Download or read book Decisive Encounters written by Odd Arne Westad and published by Stanford University Press. This book was released on 2003 with total page 436 pages. Available in PDF, EPUB and Kindle. Book excerpt: "Though the book highlights the military aspects of the war, it also shows how these took place alongside profound changes in Chinese politics, society, and culture - changes that ultimately contributed as much to the character of today's China as did the major battles. By analyzing the war as an international and not simply a domestic conflict, the author explains why so much of the present legitimacy of the Beijing government derives from its successes during the late 1940s, and reveals how the antagonism between China and the United States, so important to current international affairs, was born."--BOOK JACKET.

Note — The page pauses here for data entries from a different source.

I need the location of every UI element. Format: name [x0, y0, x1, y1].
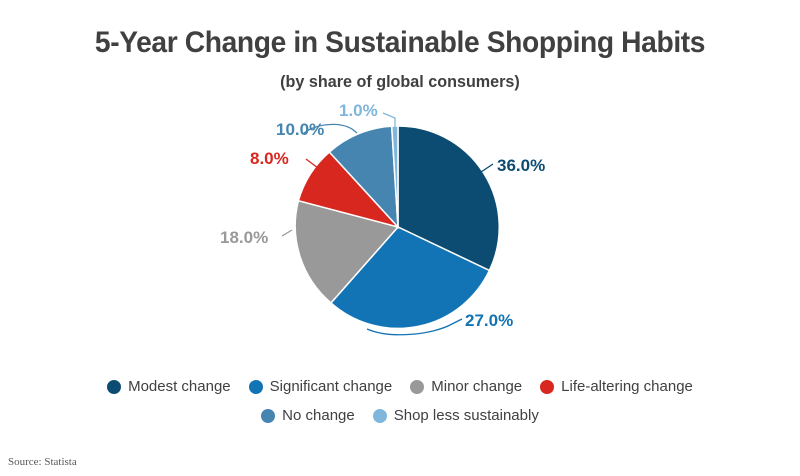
pie-slice-no-change[interactable] — [328, 125, 399, 230]
legend-swatch-icon — [107, 379, 122, 394]
leader-line-36 — [480, 163, 494, 173]
legend-label: No change — [282, 407, 355, 424]
data-label-life-altering-change: 8.0% — [250, 149, 289, 168]
leader-line-10 — [302, 123, 358, 135]
leader-line-1 — [382, 112, 396, 138]
legend-item-modest-change[interactable]: Modest change — [107, 378, 231, 395]
data-label-significant-change: 27.0% — [465, 311, 513, 330]
legend-item-no-change[interactable]: No change — [261, 407, 355, 424]
legend-label: Minor change — [431, 378, 523, 395]
data-label-shop-less-sustainably: 1.0% — [339, 101, 378, 120]
data-label-minor-change: 18.0% — [220, 228, 268, 247]
legend-swatch-icon — [540, 379, 555, 394]
pie-svg: 36.0% 27.0% 18.0% 8.0% 10.0% 1.0% — [220, 101, 545, 336]
chart-subtitle: (by share of global consumers) — [280, 72, 520, 91]
legend-label: Shop less sustainably — [393, 407, 539, 424]
page-title: 5-Year Change in Sustainable Shopping Ha… — [94, 26, 706, 59]
legend-swatch-icon — [410, 379, 425, 394]
source-attribution: Source: Statista — [8, 456, 77, 468]
pie-slice-significant-change[interactable] — [329, 226, 491, 330]
data-label-no-change: 10.0% — [276, 120, 324, 139]
pie-plot-area: 36.0% 27.0% 18.0% 8.0% 10.0% 1.0% — [200, 96, 600, 364]
pie-leader-lines — [281, 112, 494, 336]
legend-item-shop-less-sustainably[interactable]: Shop less sustainably — [372, 407, 539, 424]
legend-row-1: Modest change Significant change Minor c… — [0, 378, 800, 395]
legend-item-minor-change[interactable]: Minor change — [410, 378, 522, 395]
legend-item-life-altering-change[interactable]: Life-altering change — [540, 378, 693, 395]
leader-line-18 — [281, 229, 293, 237]
legend-label: Modest change — [128, 378, 231, 395]
legend-swatch-icon — [372, 408, 387, 423]
data-label-modest-change: 36.0% — [497, 156, 545, 175]
pie-slices — [294, 125, 500, 330]
legend-swatch-icon — [248, 379, 263, 394]
leader-line-27 — [366, 318, 463, 336]
legend-swatch-icon — [261, 408, 276, 423]
pie-data-labels: 36.0% 27.0% 18.0% 8.0% 10.0% 1.0% — [220, 101, 545, 330]
legend-label: Significant change — [269, 378, 393, 395]
chart-legend: Modest change Significant change Minor c… — [0, 378, 800, 424]
pie-slice-minor-change[interactable] — [294, 199, 400, 304]
legend-row-2: No change Shop less sustainably — [0, 407, 800, 424]
leader-line-8 — [305, 158, 319, 169]
legend-item-significant-change[interactable]: Significant change — [248, 378, 393, 395]
legend-label: Life-altering change — [561, 378, 693, 395]
pie-slice-modest-change[interactable] — [397, 125, 500, 272]
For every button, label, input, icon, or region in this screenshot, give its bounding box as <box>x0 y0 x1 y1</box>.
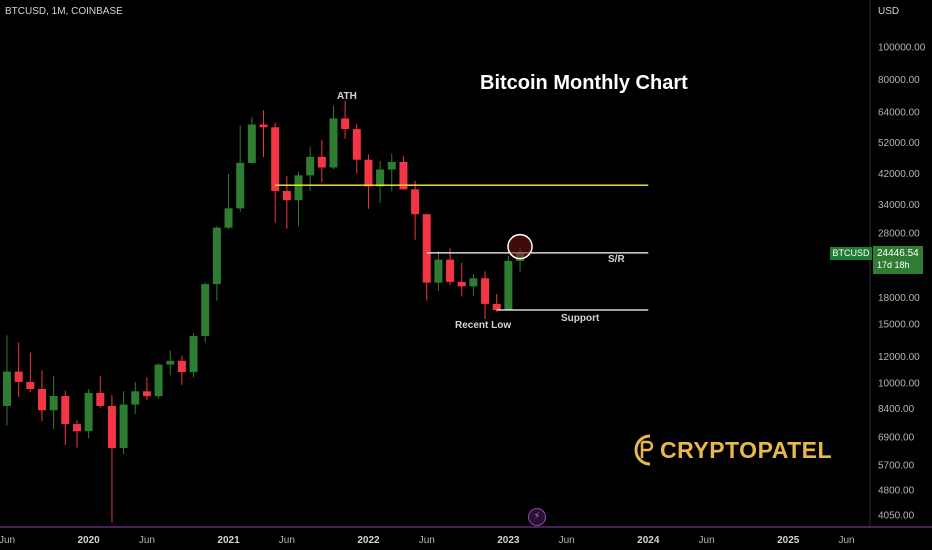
candle-body <box>201 284 210 337</box>
candle-body <box>131 391 140 405</box>
x-axis: Jun 2020 Jun 2021 Jun 2022 Jun 2023 Jun 2024 Jun 20… <box>0 535 855 546</box>
candle-body <box>14 371 23 382</box>
candle-body <box>411 189 420 215</box>
sr-annotation: S/R <box>608 254 625 265</box>
candle-body <box>469 278 478 287</box>
candle-body <box>247 124 256 163</box>
y-tick-label: 4800.00 <box>878 486 915 497</box>
brand-watermark: CRYPTOPATEL <box>634 432 832 468</box>
candle-body <box>329 118 338 168</box>
x-tick-label: Jun <box>559 535 575 546</box>
candle-body <box>72 424 81 432</box>
candle-body <box>189 336 198 373</box>
candle-body <box>282 190 291 201</box>
candle-body <box>481 278 490 304</box>
candle-body <box>166 360 175 365</box>
x-tick-label: 2023 <box>497 535 520 546</box>
x-tick-label: Jun <box>838 535 854 546</box>
y-tick-label: 5700.00 <box>878 461 915 472</box>
lightning-icon[interactable]: ⚡ <box>528 508 546 526</box>
y-tick-label: 12000.00 <box>878 352 920 363</box>
y-tick-label: 52000.00 <box>878 138 920 149</box>
candle-body <box>387 161 396 170</box>
y-tick-label: 4050.00 <box>878 511 915 522</box>
y-tick-label: 64000.00 <box>878 108 920 119</box>
recent-low-annotation: Recent Low <box>455 320 512 331</box>
y-tick-label: 42000.00 <box>878 169 920 180</box>
candle-body <box>119 404 128 448</box>
grid <box>0 0 932 528</box>
candle-body <box>457 281 466 287</box>
candle-body <box>177 360 186 373</box>
x-tick-label: 2024 <box>637 535 660 546</box>
x-tick-label: Jun <box>419 535 435 546</box>
x-tick-label: Jun <box>279 535 295 546</box>
y-tick-label: 10000.00 <box>878 379 920 390</box>
candle-body <box>26 381 35 390</box>
x-tick-label: 2020 <box>77 535 100 546</box>
chart-title: Bitcoin Monthly Chart <box>480 72 688 94</box>
y-axis: 100000.00 80000.00 64000.00 52000.00 42000.0… <box>878 43 926 522</box>
candle-body <box>96 392 105 406</box>
candle-body <box>376 169 385 187</box>
y-tick-label: 8400.00 <box>878 404 915 415</box>
symbol-label: BTCUSD, 1M, COINBASE <box>5 6 123 17</box>
y-tick-label: 100000.00 <box>878 43 926 54</box>
ath-annotation: ATH <box>337 91 357 102</box>
candle-countdown: 17d 18h <box>877 260 910 270</box>
candle-body <box>317 156 326 168</box>
candle-body <box>37 389 46 411</box>
candle-body <box>212 227 221 285</box>
y-tick-label: 6900.00 <box>878 433 915 444</box>
candle-body <box>434 259 443 283</box>
candle-body <box>306 156 315 176</box>
x-tick-label: 2021 <box>217 535 240 546</box>
currency-label: USD <box>878 6 900 17</box>
highlight-circle <box>507 233 533 260</box>
candle-body <box>271 127 280 191</box>
candle-body <box>352 129 361 160</box>
candle-body <box>341 118 350 130</box>
x-tick-label: Jun <box>139 535 155 546</box>
x-tick-label: Jun <box>699 535 715 546</box>
brand-name: CRYPTOPATEL <box>660 436 833 463</box>
candle-body <box>49 396 58 411</box>
x-tick-label: Jun <box>0 535 15 546</box>
candle-body <box>84 392 93 432</box>
candle-body <box>492 303 501 310</box>
y-tick-label: 80000.00 <box>878 75 920 86</box>
symbol-price-tag: BTCUSD <box>830 247 872 260</box>
candle-body <box>504 260 513 310</box>
levels-group <box>275 184 649 311</box>
y-tick-label: 34000.00 <box>878 200 920 211</box>
x-tick-label: 2022 <box>357 535 380 546</box>
y-tick-label: 28000.00 <box>878 228 920 239</box>
candle-body <box>399 161 408 190</box>
last-price-value: 24446.54 <box>877 248 919 259</box>
candle-body <box>3 371 11 406</box>
brand-logo-icon <box>634 434 654 466</box>
candles-group <box>3 101 525 523</box>
candle-body <box>422 214 431 283</box>
candle-body <box>236 162 245 209</box>
last-price-box: 24446.54 17d 18h <box>873 246 923 274</box>
y-tick-label: 15000.00 <box>878 319 920 330</box>
candle-body <box>259 124 268 128</box>
support-annotation: Support <box>561 313 600 324</box>
candle-body <box>142 391 151 397</box>
candle-body <box>224 208 233 228</box>
y-tick-label: 18000.00 <box>878 293 920 304</box>
candle-body <box>294 175 303 201</box>
candle-body <box>364 159 373 187</box>
candle-body <box>154 364 163 397</box>
x-tick-label: 2025 <box>777 535 800 546</box>
candle-body <box>107 405 116 448</box>
candle-body <box>446 259 455 282</box>
candle-body <box>61 396 70 425</box>
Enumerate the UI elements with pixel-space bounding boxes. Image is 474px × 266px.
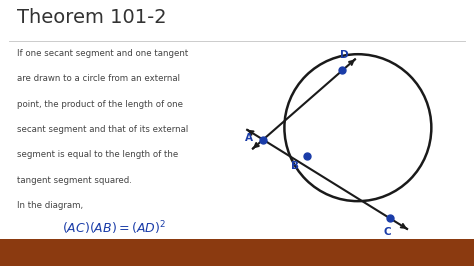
Text: C: C: [383, 227, 391, 238]
Text: are drawn to a circle from an external: are drawn to a circle from an external: [17, 74, 180, 84]
Point: [303, 153, 311, 158]
Text: Theorem 101-2: Theorem 101-2: [17, 8, 166, 27]
Text: D: D: [340, 50, 349, 60]
Text: segment is equal to the length of the: segment is equal to the length of the: [17, 150, 178, 159]
Text: In the diagram,: In the diagram,: [17, 201, 83, 210]
Text: point, the product of the length of one: point, the product of the length of one: [17, 100, 182, 109]
Bar: [0, 239, 474, 266]
Text: $(AC)(AB) = (AD)^2$: $(AC)(AB) = (AD)^2$: [62, 219, 165, 237]
Point: [338, 68, 346, 73]
Text: If one secant segment and one tangent: If one secant segment and one tangent: [17, 49, 188, 58]
Text: secant segment and that of its external: secant segment and that of its external: [17, 125, 188, 134]
Point: [259, 138, 267, 142]
Text: A: A: [245, 133, 253, 143]
Text: tangent segment squared.: tangent segment squared.: [17, 176, 131, 185]
Point: [386, 216, 393, 220]
Text: B: B: [291, 161, 299, 171]
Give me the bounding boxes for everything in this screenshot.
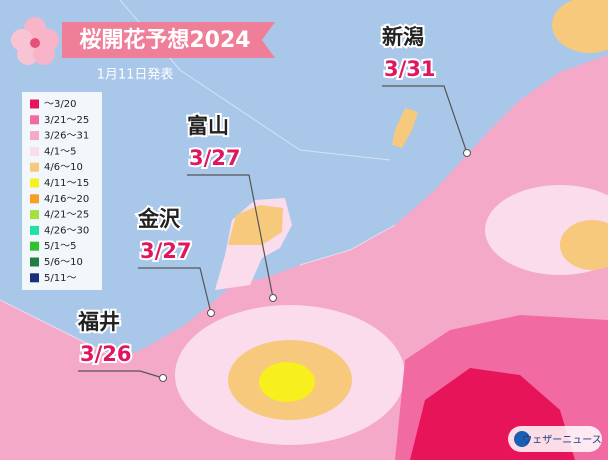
- legend-label: 5/1～5: [44, 241, 76, 252]
- date: 1月11日発表: [97, 68, 174, 83]
- city-point: [269, 294, 277, 302]
- legend-swatch: [30, 146, 39, 156]
- brand-logo: [514, 431, 530, 447]
- legend-swatch: [30, 273, 39, 283]
- legend-label: 4/26～30: [44, 225, 89, 236]
- legend-swatch: [30, 225, 39, 235]
- legend-box: [22, 92, 102, 290]
- noto-region: [228, 205, 283, 245]
- city-name: 新潟: [382, 25, 424, 49]
- brand-badge: [508, 426, 602, 452]
- legend-swatch: [30, 241, 39, 251]
- city-date: 3/27: [140, 239, 192, 263]
- legend-label: 3/21～25: [44, 115, 89, 126]
- legend-label: 4/16～20: [44, 194, 89, 205]
- legend-swatch: [30, 257, 39, 267]
- city-point: [207, 309, 215, 317]
- legend-label: 4/21～25: [44, 210, 89, 221]
- brand: ウェザーニュース: [508, 426, 602, 452]
- leader-line: [187, 174, 274, 299]
- legend-swatch: [30, 115, 39, 125]
- legend-label: 4/6～10: [44, 162, 83, 173]
- city-date: 3/27: [189, 146, 241, 170]
- leader-line: [382, 85, 468, 154]
- sado-island: [392, 108, 418, 148]
- city-point: [463, 149, 471, 157]
- city-date: 3/31: [384, 57, 436, 81]
- legend-label: 3/26～31: [44, 131, 89, 142]
- region: [259, 362, 315, 402]
- legend-swatch: [30, 210, 39, 220]
- title-ribbon: [62, 22, 275, 58]
- city-name: 富山: [187, 114, 229, 138]
- cities: 新潟 3/31 富山 3/27 金沢 3/27 福井 3/26: [75, 23, 471, 382]
- legend-swatch: [30, 99, 39, 109]
- legend-label: 5/11～: [44, 273, 76, 284]
- legend-label: 5/6～10: [44, 257, 83, 268]
- legend-swatch: [30, 131, 39, 141]
- legend-label: 4/1～5: [44, 146, 76, 157]
- legend-swatch: [30, 162, 39, 172]
- city-date: 3/26: [80, 342, 132, 366]
- leader-line: [138, 267, 212, 314]
- city-name: 福井: [77, 310, 120, 334]
- brand-name: ウェザーニュース: [522, 434, 602, 446]
- city-name: 金沢: [137, 207, 181, 231]
- legend-label: 4/11～15: [44, 178, 89, 189]
- legend-label: ～3/20: [44, 99, 76, 110]
- sakura-icon: [11, 17, 59, 65]
- header: 桜開花予想2024 1月11日発表: [11, 17, 275, 83]
- region: [560, 220, 608, 270]
- city-point: [159, 374, 167, 382]
- region: [552, 0, 608, 53]
- legend: ～3/20 3/21～25 3/26～31 4/1～5 4/6～10 4/11～15 4/1…: [30, 99, 89, 284]
- legend-swatch: [30, 178, 39, 188]
- leader-line: [78, 370, 164, 379]
- legend-swatch: [30, 194, 39, 204]
- title: 桜開花予想2024: [79, 27, 250, 53]
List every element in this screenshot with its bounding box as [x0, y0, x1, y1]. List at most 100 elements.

Chinese in the Post-Civil War South

Chinese in the Post-Civil War South
Author :
Publisher : LSU Press
Total Pages : 236
Release :
ISBN-10 : 0807124575
ISBN-13 : 9780807124574
Rating : 4/5 (75 Downloads)

Book Synopsis Chinese in the Post-Civil War South by : Lucy M. Cohen

Download or read book Chinese in the Post-Civil War South written by Lucy M. Cohen and published by LSU Press. This book was released on 1999-03-01 with total page 236 pages. Available in PDF, EPUB and Kindle. Book excerpt: In much of the United States, immigrants from China banded together in self-enclosed communities, “Chinatowns,” in which they retained their language, culture, and social organization. In the South, however, the Chinese began to merge into the surrounding communities within a single generation’s time, quickly disappearing from historical accounts and becoming, as they themselves phrased it, a “mixed nation.” Lucy M. Cohen’s Chinese in the Post-Civil War South traces the experience of the Chinese who came to the South during Reconstruction. Many of them were recruited by planters eager to fill the labor vacuum created by emancipation with “coolie” labor. The Planters’ aims were obstructed in part by the federal government’s determination not to allow the South the opportunity to create a new form of slavery. Some Chinese did, however, enter into labor contracts with planters—agreements that the planters often altered without consultation or negotiation with the workers. With the Chinese intent upon the inviolability of their contracts, the arrangements with the planters soon broke down. At the end of their employment on the plantations, some of the immigrants returned to China or departed for other areas of the United States. Still others, however, chose to remain near where they had been employed. Living in cultural isolation rather than in the China towns in major cities, the immigrants soon no longer used their original language to communicate within the home; they adopted new surnames, so that even among brothers and sisters variations of names existed; they formed no associations or guilds specific to their heritage; and they intermarried, so that a few generations later their physical features were no longer readily observable in their descendants. Based on extensive research in documents and family correspondence as well as interviews with descendants of the immigrants, this study by Lucy Cohen is the first history of the Chinese in the Reconstruction South—their rejection of the role that planter society had envisioned for them and their quick adaptation into a less rigid segment of rural southern society.